After the log posts were in place, Jamie had bears, eagles and impish faces carved into them with a chain saw. He also scoured the region for antiques and vintage collectible items to decorate the place. Later, he bought some stuffed game animals from a taxidermist to complete the north woods theme.
At 15,000 square feet, this Northwoods Hearty Home Cookin' is one of the biggest restaurants in northwest Indiana. It features live music on weekends and has a loft with a fireplace for private parties.
The menu mixes Jamie's grandmother's favorites with other upper-Wisconsin treats. Appetizer highlights are Weasel Tails (chicken strips with crunchy jalapeno and cheddar breading, deep friend then sprinkled with parmesan cheese and served with sour cream garlic chive dressing) and Big Barn Pancakes (potato pancakes, pan fried till crispy, then served with the sour cream garlic chive dressing and applesauce). Fish dishes featured lake perch, walleye, shrimp and salmon. Topping the sandwich offerings is bratwurst, slow cooked in Leinenkugel's Northwoods Lager Beer, then dressed with grilled onions, sautéed peppers and mustard. Full-course dinners include pot roast, meatloaf, chicken and dumplings, and an array of steaks, chops and chicken.
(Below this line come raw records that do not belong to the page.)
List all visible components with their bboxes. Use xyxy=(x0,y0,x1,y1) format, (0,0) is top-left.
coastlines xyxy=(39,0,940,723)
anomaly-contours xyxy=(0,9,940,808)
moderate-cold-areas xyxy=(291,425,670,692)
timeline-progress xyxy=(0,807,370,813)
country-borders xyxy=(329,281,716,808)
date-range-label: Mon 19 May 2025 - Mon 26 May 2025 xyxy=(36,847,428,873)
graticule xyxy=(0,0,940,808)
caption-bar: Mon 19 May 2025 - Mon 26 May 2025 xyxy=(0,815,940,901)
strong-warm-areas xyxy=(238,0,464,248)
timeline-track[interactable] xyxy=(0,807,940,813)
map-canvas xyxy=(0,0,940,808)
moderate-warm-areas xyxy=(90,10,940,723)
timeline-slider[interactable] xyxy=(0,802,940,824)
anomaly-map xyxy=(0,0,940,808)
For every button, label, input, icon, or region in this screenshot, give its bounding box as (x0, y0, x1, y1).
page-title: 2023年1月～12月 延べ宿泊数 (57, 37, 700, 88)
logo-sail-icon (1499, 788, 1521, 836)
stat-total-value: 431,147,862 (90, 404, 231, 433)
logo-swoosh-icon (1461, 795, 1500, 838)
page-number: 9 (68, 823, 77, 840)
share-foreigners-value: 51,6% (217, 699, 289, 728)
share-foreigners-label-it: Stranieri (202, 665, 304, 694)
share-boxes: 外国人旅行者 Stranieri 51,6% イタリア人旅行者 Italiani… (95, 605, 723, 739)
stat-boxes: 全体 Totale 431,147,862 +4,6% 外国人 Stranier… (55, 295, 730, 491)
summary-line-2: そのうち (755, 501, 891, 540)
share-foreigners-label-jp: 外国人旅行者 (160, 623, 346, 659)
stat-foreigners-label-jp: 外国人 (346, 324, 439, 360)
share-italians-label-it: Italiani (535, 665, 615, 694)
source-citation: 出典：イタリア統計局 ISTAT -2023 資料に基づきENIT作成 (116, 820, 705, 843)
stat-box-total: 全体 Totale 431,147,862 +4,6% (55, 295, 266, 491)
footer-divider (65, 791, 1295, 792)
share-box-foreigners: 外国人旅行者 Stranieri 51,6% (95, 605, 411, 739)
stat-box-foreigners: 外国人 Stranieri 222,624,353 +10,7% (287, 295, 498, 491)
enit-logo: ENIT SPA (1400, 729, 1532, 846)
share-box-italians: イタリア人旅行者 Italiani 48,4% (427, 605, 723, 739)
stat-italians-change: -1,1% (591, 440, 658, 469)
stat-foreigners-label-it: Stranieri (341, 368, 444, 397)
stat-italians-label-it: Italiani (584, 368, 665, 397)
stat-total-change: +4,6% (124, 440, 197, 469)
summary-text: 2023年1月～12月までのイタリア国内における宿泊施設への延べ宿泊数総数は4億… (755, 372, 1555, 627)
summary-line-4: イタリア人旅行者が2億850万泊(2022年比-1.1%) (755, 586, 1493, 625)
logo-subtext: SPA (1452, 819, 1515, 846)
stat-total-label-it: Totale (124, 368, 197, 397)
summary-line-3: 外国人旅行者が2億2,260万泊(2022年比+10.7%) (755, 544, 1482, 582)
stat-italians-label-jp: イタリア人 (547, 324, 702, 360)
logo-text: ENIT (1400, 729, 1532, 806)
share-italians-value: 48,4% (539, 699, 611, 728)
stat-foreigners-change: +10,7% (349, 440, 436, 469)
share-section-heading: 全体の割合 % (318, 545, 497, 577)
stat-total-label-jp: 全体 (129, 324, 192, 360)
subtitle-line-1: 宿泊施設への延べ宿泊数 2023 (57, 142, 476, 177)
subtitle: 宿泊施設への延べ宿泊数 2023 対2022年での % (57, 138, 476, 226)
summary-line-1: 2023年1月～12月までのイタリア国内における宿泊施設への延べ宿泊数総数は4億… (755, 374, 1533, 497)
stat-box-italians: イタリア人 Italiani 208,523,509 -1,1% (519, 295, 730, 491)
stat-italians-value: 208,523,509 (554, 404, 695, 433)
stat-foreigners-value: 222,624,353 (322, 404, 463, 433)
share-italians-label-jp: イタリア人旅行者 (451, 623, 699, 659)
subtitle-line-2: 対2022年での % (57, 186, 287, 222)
Two noteworthy desserts are Chocolate Carmel Moose Pie (creamy truffle and chocolate mousse atop a chocolate graham cracker crust, topped with chocolate-drizzled caramel and chocolate) and Apple Bavarian Tart (vanilla crumb crust with apples, brown sugar, and butter sauce with a hint of almond).
The appetizing food and the woodsy décor combine to create a home-style hospitality that has made the restaurant a popular attraction. Certainly, the log-lodge look goes a long way toward making visits unforgettable.